- “You want me to talk about my family and here I been dead to them for fifty years” (Chpt. 1, p. 1).This begins Ruth McBride Jordan’s account of her past, recorded by her son, James McBride. Rachel, or Ruth as she calls herself, fled her Jewish family when she was eighteen to marry a black man, Andrew McBride. Her Jewish family performed the ceremony of the dead for her, treating her as dead to them and never spoke to her again.
- “She and my father brought a curious blend of Jewish-European and African-American distrust and paranoia into our house” (Chpt. 4, p. 28).Ruth McBride came from a Jewish immigrant family who had to flee the Holocaust. They lost several family members to pogroms. Andrew McBride was a black man who fled persecution in the South. Marrying a white woman was a life-threatening act for an African American man in the 1940s. Both Jews and blacks had marginal status in American society in the early twentieth century. Ruth and her black husband were often afraid for their lives and taught their children not to mix with outsiders.
- “She couldn’t stand racists of either color” (Chpt. 4, p. 30).The subject of persecution both as a Jew and then as a white wife in a mixed marriage, Ruth taught her children to ignore racism. Some of her children worked in the civil rights movement. Their mixed white and black heritage and strong educational background led to their ability to transcend the color line in America.“As a grown man, I understand now, understand how her Christian principles and trust in God kept her going through all her life’s battles” (Chpt. 4, p. 33).Ruth converted from Judaism to Christianity when she was consumed with guilt over her mother’s death. She found love and forgiveness in her husband’s church and helped him to found a Baptist church. When her husband died and left her poor, she had only her trust in God to help her raise her eight children. “I belong to the world of one God, one people.

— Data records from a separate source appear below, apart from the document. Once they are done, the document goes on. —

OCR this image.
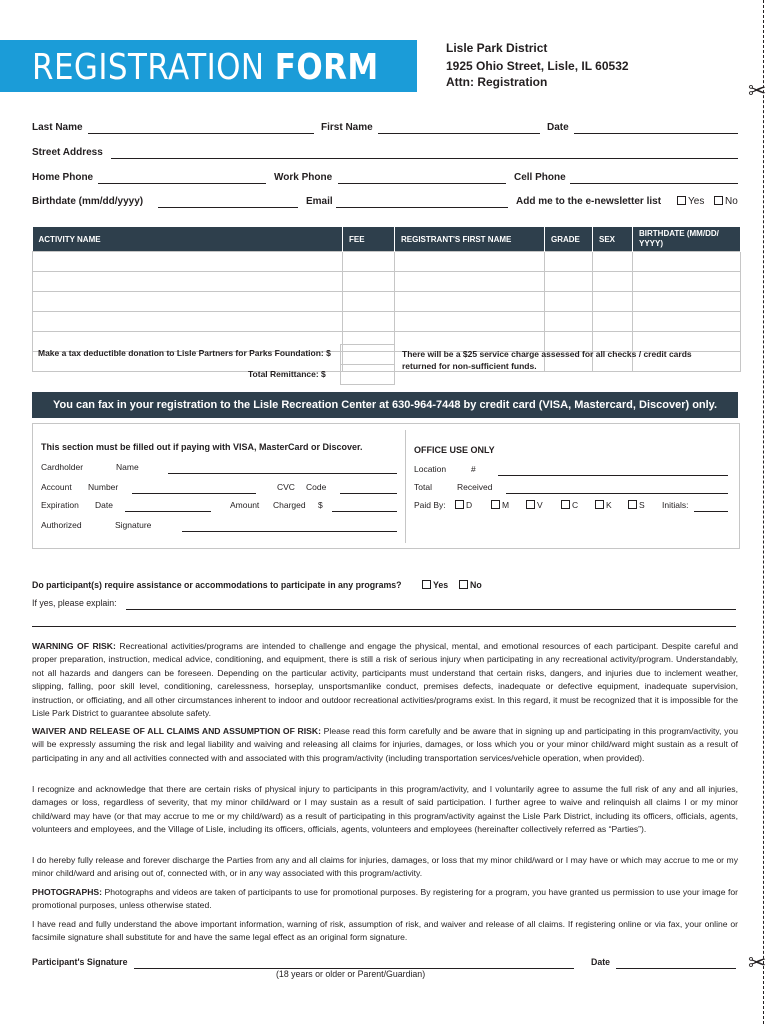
REGISTRATION FORM	Lisle Park District
1925 Ohio Street, Lisle, IL 60532
Attn: Registration	✂
✂
Last Name	First Name	Date
Street Address
Home Phone	Work Phone	Cell Phone
Birthdate (mm/dd/yyyy)	Email	Add me to the e-newsletter list	Yes	No
ACTIVITY NAME	FEE	REGISTRANT'S FIRST NAME	GRADE	SEX	BIRTHDATE (MM/DD/ YYYY)

Make a tax deductible donation to Lisle Partners for Parks Foundation: $
Total Remittance: $
There will be a $25 service charge assessed for all checks / credit cards returned for non-sufficient funds.
You can fax in your registration to the Lisle Recreation Center at 630-964-7448 by credit card (VISA, Mastercard, Discover) only.
This section must be filled out if paying with VISA, MasterCard or Discover.
Cardholder	Name
Account Number	CVC Code
Expiration Date	Amount Charged $
Authorized	Signature
OFFICE USE ONLY
Location	#
Total	Received
Paid By:	D	M	V	C	K	S Initials:
Do participant(s) require assistance or accommodations to participate in any programs?	Yes	No
If yes, please explain:
WARNING OF RISK: Recreational activities/programs are intended to challenge and engage the physical, mental, and emotional resources of each participant. Despite careful and proper preparation, instruction, medical advice, conditioning, and equipment, there is still a risk of serious injury when participating in any recreational activity/program. Understandably, not all hazards and dangers can be foreseen. Depending on the particular activity, participants must understand that certain risks, dangers, and injuries due to inclement weather, slipping, falling, poor skill level, conditioning, carelessness, horseplay, unsportsmanlike conduct, premises defects, inadequate or defective equipment, inadequate supervision, instruction, or officiating, and all other circumstances inherent to indoor and outdoor recreational activities/programs exist. In this regard, it must be recognized that it is impossible for the Lisle Park District to guarantee absolute safety.
WAIVER AND RELEASE OF ALL CLAIMS AND ASSUMPTION OF RISK: Please read this form carefully and be aware that in signing up and participating in this program/activity, you will be expressly assuming the risk and legal liability and waiving and releasing all claims for injuries, damages, or loss which you or your minor child/ward might sustain as a result of participating in any and all activities connected with and associated with this program/activity (including transportation services/vehicle operation, when provided).
I recognize and acknowledge that there are certain risks of physical injury to participants in this program/activity, and I voluntarily agree to assume the full risk of any and all injuries, damages or loss, regardless of severity, that my minor child/ward or I may sustain as a result of said participation. I further agree to waive and relinquish all claims I or my minor child/ward may have (or that may accrue to me or my child/ward) as a result of participating in this program/activity against the Lisle Park District, including its officers, officials, agents, volunteers and employees, and the Village of Lisle, including its officers, officials, agents, volunteers and employees (hereinafter collectively referred as “Parties”).
I do hereby fully release and forever discharge the Parties from any and all claims for injuries, damages, or loss that my minor child/ward or I may have or which may accrue to me or my minor child/ward and arising out of, connected with, or in any way associated with this program/activity.
PHOTOGRAPHS: Photographs and videos are taken of participants to use for promotional purposes. By registering for a program, you have granted us permission to use your image for promotional purposes, unless otherwise stated.
I have read and fully understand the above important information, warning of risk, assumption of risk, and waiver and release of all claims. If registering online or via fax, your online or facsimile signature shall substitute for and have the same legal effect as an original form signature.
Participant's Signature	Date
(18 years or older or Parent/Guardian)
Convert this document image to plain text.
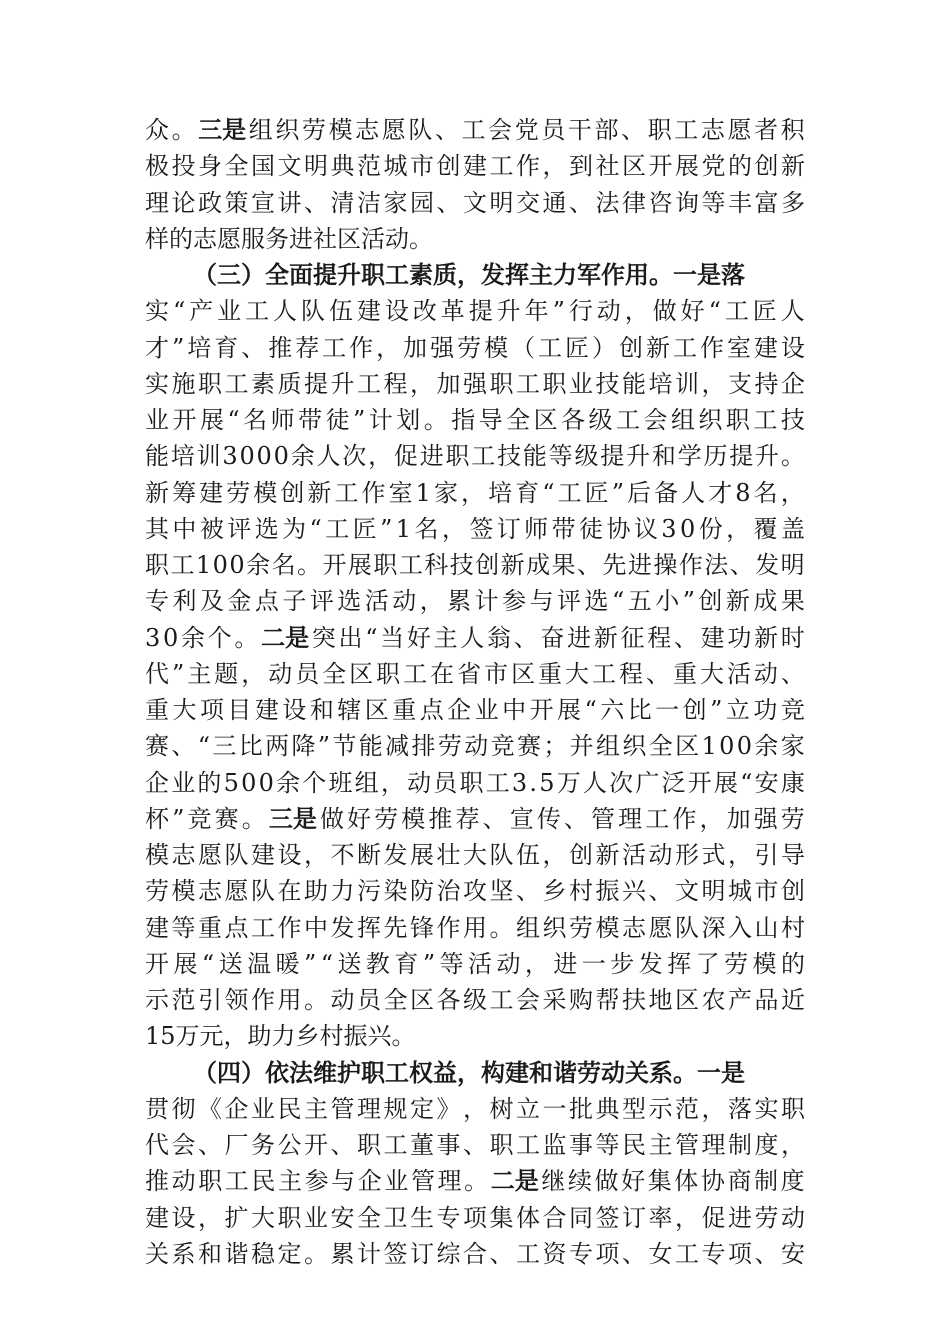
众 。 三是 组 织 劳 模 志 愿 队 、 工 会 党 员 干 部 、 职 工 志 愿 者 积
极 投 身 全 国 文 明 典 范 城 市 创 建 工 作 ， 到 社 区 开 展 党 的 创 新
理 论 政 策 宣 讲 、 清 洁 家 园 、 文 明 交 通 、 法 律 咨 询 等 丰 富 多
样的志愿服务进社区活动。
（三）全面提升职工素质，发挥主力军作用。一是落
实 “ 产 业 工 人 队 伍 建 设 改 革 提 升 年 ” 行 动 ， 做 好 “ 工 匠 人
才 ” 培 育 、 推 荐 工 作 ， 加 强 劳 模 （ 工 匠 ） 创 新 工 作 室 建 设
实 施 职 工 素 质 提 升 工 程 ， 加 强 职 工 职 业 技 能 培 训 ， 支 持 企
业 开 展 “ 名 师 带 徒 ” 计 划 。 指 导 全 区 各 级 工 会 组 织 职 工 技
能 培 训 3 0 0 0 余 人 次 ， 促 进 职 工 技 能 等 级 提 升 和 学 历 提 升 。
新 筹 建 劳 模 创 新 工 作 室 1 家 ， 培 育 “ 工 匠 ” 后 备 人 才 8 名 ，
其 中 被 评 选 为 “ 工 匠 ” 1 名 ， 签 订 师 带 徒 协 议 3 0 份 ， 覆 盖
职 工 1 0 0 余 名 。 开 展 职 工 科 技 创 新 成 果 、 先 进 操 作 法 、 发 明
专 利 及 金 点 子 评 选 活 动 ， 累 计 参 与 评 选 “ 五 小 ” 创 新 成 果
3 0 余 个 。 二是 突 出 “ 当 好 主 人 翁 、 奋 进 新 征 程 、 建 功 新 时
代 ” 主 题 ， 动 员 全 区 职 工 在 省 市 区 重 大 工 程 、 重 大 活 动 、
重 大 项 目 建 设 和 辖 区 重 点 企 业 中 开 展 “ 六 比 一 创 ” 立 功 竞
赛 、 “ 三 比 两 降 ” 节 能 减 排 劳 动 竞 赛 ； 并 组 织 全 区 1 0 0 余 家
企 业 的 5 0 0 余 个 班 组 ， 动 员 职 工 3 . 5 万 人 次 广 泛 开 展 “ 安 康
杯 ” 竞 赛 。 三是 做 好 劳 模 推 荐 、 宣 传 、 管 理 工 作 ， 加 强 劳
模 志 愿 队 建 设 ， 不 断 发 展 壮 大 队 伍 ， 创 新 活 动 形 式 ， 引 导
劳 模 志 愿 队 在 助 力 污 染 防 治 攻 坚 、 乡 村 振 兴 、 文 明 城 市 创
建 等 重 点 工 作 中 发 挥 先 锋 作 用 。 组 织 劳 模 志 愿 队 深 入 山 村
开 展 “ 送 温 暖 ” “ 送 教 育 ” 等 活 动 ， 进 一 步 发 挥 了 劳 模 的
示 范 引 领 作 用 。 动 员 全 区 各 级 工 会 采 购 帮 扶 地 区 农 产 品 近
15万元，助力乡村振兴。
（四）依法维护职工权益，构建和谐劳动关系。一是
贯 彻 《 企 业 民 主 管 理 规 定 》 ， 树 立 一 批 典 型 示 范 ， 落 实 职
代 会 、 厂 务 公 开 、 职 工 董 事 、 职 工 监 事 等 民 主 管 理 制 度 ，
推 动 职 工 民 主 参 与 企 业 管 理 。 二是 继 续 做 好 集 体 协 商 制 度
建 设 ， 扩 大 职 业 安 全 卫 生 专 项 集 体 合 同 签 订 率 ， 促 进 劳 动
关 系 和 谐 稳 定 。 累 计 签 订 综 合 、 工 资 专 项 、 女 工 专 项 、 安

But as a kid, I preferred the black side, and often wished that Mommy had sent me to black schools like my friends” (Chpt. 10, p. 104)James explains what it was like as a mixed race child. Ruth insisted her children have a rigorous education so they could escape the ghetto. She sent them to Jewish schools, and often, like James, they were the only black student in class.
- “Mommy staggered about in an emotional stupor for nearly a year. But while she weebled and wobbled and leaned, she did not fall” (Chpt. 16, p. 163). Ruth’s grief at the death of those closest to her—her mother, her first husband, Andrew (Dennis), and her second husband, Hunter, almost unhinges her so she cannot function, but she always manages to get up again and carry on.
- “See, a marriage needs love. And God. And a little money. That’s all. The rest you can deal with. It’s not about black or white” (Chpt. 23, p. 233). Ruth explains her first ideal marriage to her son James. Though she and Dennis had everything against them, they were happy together and in love. This is more important to her than the social consequences of an interracial marriage.
- “The man died without a penny, yet his children grew up to graduate from college, to become doctors, professors, teachers, and professionals all (Chpt. 24, p. 251).James describes the legacy his father left to his eight children after he died at the age of forty-five. He left them no money but a home filled with love and vision. His wife carried out the vision of getting them out of the ghetto by getting them educated through scholarships.
- “She wipes her memory instantly and with purpose; it’s a way of preserving herself” (Chpt. 25, p. 271). James explains how her mother bore her tragic past, the loss of her family, and the constant insults to herself and her children because of the racial issue. She had an iron purpose to protect and raise her children, to be strong and overcome whatever happened. Thus, James was not able to pry out her Jewish history from her until she was an old woman. She did not want to look back.
- “In running from her past, Mommy has created her own nation, a rainbow coalition . . . “ (Chpt. 25, p. 277). Ruth had twelve children from two marriages to black men and raised them all. In her old age, she is a grand matriarch with dozens of grandchildren of all skin shades.